Although much less extensively than the CEO of Måsøval, SalMar CEO Frode Arntsen also mentioned in his statement the shared origin of both companies.
"Måsøval is a historically well-established and well-managed company with strong roots in the region, and its operations are a good fit with SalMar's existing activities. The companies share common roots on Frøya, and we see significant potential for further development," he said.
Arntsen, who noted that the transaction is still subject to necessary regulatory approvals and other customary conditions, the processes for which are now beginning, also said that the purchase represents "an exciting industrial opportunity" that will strengthen SalMar's position in Central Norway, one of its most important core regions for aquaculture.
As already reported by WeAreAquaculture, the agreement stipulates a purchase price of NOK 39.50 per share, implying a total consideration for the 70% stake of approximately NOK 3.4 billion (EUR 303.2 million / USD 346.6 million). This consideration consists of 733,906 SalMar shares, representing 10% of the total purchase price, and cash for the remainder.
According to Måsøval's statement, the value of the consideration shares was determined based on a price of NOK 461.40 per share, corresponding to the closing price of SalMar shares on the Oslo Stock Exchange (Euronext) on July 6, 2026. The consideration represents a 71.7% premium over Måsøval's closing share price of NOK 23.00 on March 25, 2026—the last trading day before Heimstø announced its strategic review—and a 71.9% premium over the volume-weighted average price of Måsøval shares during the 30 trading days before the strategic review announcement, which was NOK 22.98.

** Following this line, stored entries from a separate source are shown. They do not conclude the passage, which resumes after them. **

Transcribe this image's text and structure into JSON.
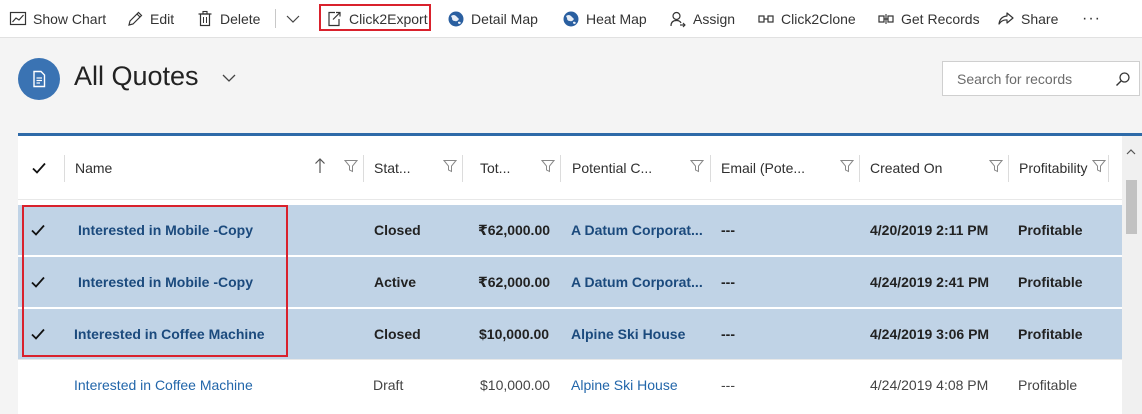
{
  "commands": [
    {
      "label": "Show Chart",
      "icon": "chart-icon"
    },
    {
      "label": "Edit",
      "icon": "pencil-icon"
    },
    {
      "label": "Delete",
      "icon": "trash-icon"
    },
    {
      "label": "Click2Export",
      "icon": "export-icon"
    },
    {
      "label": "Detail Map",
      "icon": "globe-icon"
    },
    {
      "label": "Heat Map",
      "icon": "globe-icon"
    },
    {
      "label": "Assign",
      "icon": "person-icon"
    },
    {
      "label": "Click2Clone",
      "icon": "clone-icon"
    },
    {
      "label": "Get Records",
      "icon": "records-icon"
    },
    {
      "label": "Share",
      "icon": "share-icon"
    },
    {
      "label": "···",
      "icon": "more-icon"
    }
  ],
  "header": {
    "title": "All Quotes",
    "search_placeholder": "Search for records"
  },
  "grid": {
    "columns": [
      {
        "label": "Name"
      },
      {
        "label": "Stat..."
      },
      {
        "label": "Tot..."
      },
      {
        "label": "Potential C..."
      },
      {
        "label": "Email (Pote..."
      },
      {
        "label": "Created On"
      },
      {
        "label": "Profitability"
      }
    ],
    "rows": [
      {
        "selected": true,
        "name": "Interested in Mobile -Copy",
        "status": "Closed",
        "total": "₹62,000.00",
        "customer": "A Datum Corporat...",
        "email": "---",
        "created": "4/20/2019 2:11 PM",
        "profitability": "Profitable"
      },
      {
        "selected": true,
        "name": "Interested in Mobile -Copy",
        "status": "Active",
        "total": "₹62,000.00",
        "customer": "A Datum Corporat...",
        "email": "---",
        "created": "4/24/2019 2:41 PM",
        "profitability": "Profitable"
      },
      {
        "selected": true,
        "name": "Interested in Coffee Machine",
        "status": "Closed",
        "total": "$10,000.00",
        "customer": "Alpine Ski House",
        "email": "---",
        "created": "4/24/2019 3:06 PM",
        "profitability": "Profitable"
      },
      {
        "selected": false,
        "name": "Interested in Coffee Machine",
        "status": "Draft",
        "total": "$10,000.00",
        "customer": "Alpine Ski House",
        "email": "---",
        "created": "4/24/2019 4:08 PM",
        "profitability": "Profitable"
      }
    ]
  },
  "colors": {
    "accent": "#2e6aa8",
    "selected_row": "#c0d3e6",
    "highlight": "#d9212c",
    "link": "#1f5f9f",
    "view_icon": "#3a73b3"
  }
}
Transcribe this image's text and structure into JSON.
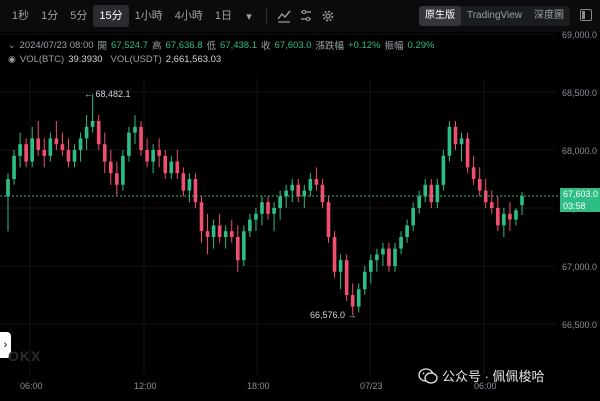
{
  "toolbar": {
    "intervals": [
      "1秒",
      "1分",
      "5分",
      "15分",
      "1小時",
      "4小時",
      "1日"
    ],
    "active_interval": "15分",
    "view_buttons": [
      "原生版",
      "TradingView",
      "深度圖"
    ],
    "active_view": "原生版"
  },
  "ohlc": {
    "datetime": "2024/07/23 08:00",
    "open_label": "開",
    "open": "67,524.7",
    "high_label": "高",
    "high": "67,636.8",
    "low_label": "低",
    "low": "67,438.1",
    "close_label": "收",
    "close": "67,603.0",
    "change_label": "漲跌幅",
    "change": "+0.12%",
    "amp_label": "振幅",
    "amp": "0.29%"
  },
  "volume": {
    "vol_btc_label": "VOL(BTC)",
    "vol_btc": "39.3930",
    "vol_usdt_label": "VOL(USDT)",
    "vol_usdt": "2,661,563.03"
  },
  "price_axis": [
    "69,000.0",
    "68,500.0",
    "68,000.0",
    "67,500.0",
    "67,000.0",
    "66,500.0"
  ],
  "time_axis": [
    "06:00",
    "12:00",
    "18:00",
    "07/23",
    "06:00"
  ],
  "last_price": {
    "price": "67,603.0",
    "countdown": "03:58"
  },
  "annotations": {
    "high": "← 68,482.1",
    "low": "66,576.0 →"
  },
  "watermark": {
    "text": "公众号 · 佩佩梭哈"
  },
  "logo": "OKX",
  "colors": {
    "up": "#2ebd85",
    "down": "#f0506e",
    "background": "#000000"
  },
  "chart_data": {
    "type": "candlestick",
    "interval": "15m",
    "x": [
      "06:00",
      "12:00",
      "18:00",
      "07/23",
      "06:00"
    ],
    "ylim": [
      66500,
      69000
    ],
    "candles": [
      [
        67600,
        67800,
        67300,
        67750
      ],
      [
        67750,
        68000,
        67700,
        67950
      ],
      [
        67950,
        68150,
        67850,
        68050
      ],
      [
        68050,
        68100,
        67850,
        67900
      ],
      [
        67900,
        68200,
        67850,
        68100
      ],
      [
        68100,
        68250,
        67950,
        68000
      ],
      [
        68000,
        68100,
        67850,
        67950
      ],
      [
        67950,
        68150,
        67900,
        68100
      ],
      [
        68100,
        68250,
        68000,
        68050
      ],
      [
        68050,
        68150,
        67950,
        68000
      ],
      [
        68000,
        68100,
        67850,
        67900
      ],
      [
        67900,
        68050,
        67850,
        68000
      ],
      [
        68000,
        68150,
        67900,
        68100
      ],
      [
        68100,
        68300,
        68000,
        68200
      ],
      [
        68200,
        68482,
        68150,
        68250
      ],
      [
        68250,
        68300,
        68000,
        68050
      ],
      [
        68050,
        68150,
        67800,
        67900
      ],
      [
        67900,
        68000,
        67700,
        67800
      ],
      [
        67800,
        67900,
        67600,
        67700
      ],
      [
        67700,
        68000,
        67650,
        67950
      ],
      [
        67950,
        68200,
        67900,
        68150
      ],
      [
        68150,
        68300,
        68050,
        68200
      ],
      [
        68200,
        68250,
        67950,
        68000
      ],
      [
        68000,
        68100,
        67850,
        67900
      ],
      [
        67900,
        68050,
        67800,
        68000
      ],
      [
        68000,
        68100,
        67850,
        67950
      ],
      [
        67950,
        68000,
        67750,
        67800
      ],
      [
        67800,
        67950,
        67750,
        67900
      ],
      [
        67900,
        68000,
        67750,
        67800
      ],
      [
        67800,
        67850,
        67600,
        67650
      ],
      [
        67650,
        67800,
        67550,
        67750
      ],
      [
        67750,
        67800,
        67500,
        67550
      ],
      [
        67550,
        67600,
        67200,
        67300
      ],
      [
        67300,
        67450,
        67100,
        67250
      ],
      [
        67250,
        67400,
        67150,
        67350
      ],
      [
        67350,
        67450,
        67200,
        67250
      ],
      [
        67250,
        67350,
        67150,
        67300
      ],
      [
        67300,
        67400,
        67200,
        67250
      ],
      [
        67250,
        67350,
        66950,
        67050
      ],
      [
        67050,
        67350,
        67000,
        67300
      ],
      [
        67300,
        67450,
        67250,
        67400
      ],
      [
        67400,
        67500,
        67300,
        67450
      ],
      [
        67450,
        67600,
        67350,
        67550
      ],
      [
        67550,
        67600,
        67400,
        67450
      ],
      [
        67450,
        67550,
        67300,
        67500
      ],
      [
        67500,
        67650,
        67400,
        67600
      ],
      [
        67600,
        67700,
        67500,
        67650
      ],
      [
        67650,
        67750,
        67550,
        67700
      ],
      [
        67700,
        67750,
        67550,
        67600
      ],
      [
        67600,
        67700,
        67500,
        67650
      ],
      [
        67650,
        67800,
        67600,
        67750
      ],
      [
        67750,
        67850,
        67650,
        67700
      ],
      [
        67700,
        67750,
        67500,
        67550
      ],
      [
        67550,
        67600,
        67200,
        67250
      ],
      [
        67250,
        67300,
        66900,
        66950
      ],
      [
        66950,
        67100,
        66800,
        67050
      ],
      [
        67050,
        67100,
        66700,
        66750
      ],
      [
        66750,
        66850,
        66576,
        66650
      ],
      [
        66650,
        66850,
        66600,
        66800
      ],
      [
        66800,
        67000,
        66750,
        66950
      ],
      [
        66950,
        67100,
        66850,
        67050
      ],
      [
        67050,
        67150,
        66950,
        67100
      ],
      [
        67100,
        67200,
        67000,
        67150
      ],
      [
        67150,
        67200,
        66950,
        67000
      ],
      [
        67000,
        67200,
        66950,
        67150
      ],
      [
        67150,
        67300,
        67100,
        67250
      ],
      [
        67250,
        67400,
        67200,
        67350
      ],
      [
        67350,
        67550,
        67300,
        67500
      ],
      [
        67500,
        67650,
        67450,
        67600
      ],
      [
        67600,
        67750,
        67550,
        67700
      ],
      [
        67700,
        67750,
        67500,
        67550
      ],
      [
        67550,
        67750,
        67500,
        67700
      ],
      [
        67700,
        68000,
        67650,
        67950
      ],
      [
        67950,
        68250,
        67900,
        68200
      ],
      [
        68200,
        68250,
        68000,
        68050
      ],
      [
        68050,
        68150,
        67900,
        68100
      ],
      [
        68100,
        68150,
        67800,
        67850
      ],
      [
        67850,
        67950,
        67700,
        67750
      ],
      [
        67750,
        67850,
        67600,
        67650
      ],
      [
        67650,
        67750,
        67500,
        67550
      ],
      [
        67550,
        67650,
        67450,
        67500
      ],
      [
        67500,
        67600,
        67300,
        67350
      ],
      [
        67350,
        67500,
        67250,
        67450
      ],
      [
        67450,
        67550,
        67300,
        67400
      ],
      [
        67400,
        67500,
        67350,
        67480
      ],
      [
        67524.7,
        67636.8,
        67438.1,
        67603.0
      ]
    ]
  }
}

Thus, based on Måsøval's 122,508,455 shares outstanding as of 8 July, the deal values the Norwegian salmon farming company's full share capital at around NOK 4.84 billion (EUR 431.6 million / USD 493.5 million). Following the transaction's execution, SalMar will ensure that minority shareholders can sell their Måsøval shares at the same NOK 39.50-per-share price.
Furthermore, as part of the agreement, Heimstø has obtained the right, for a period of 12 months from the execution of the transaction, to sell the shares received as consideration back to SalMar for a price of 461.40 NOK per share.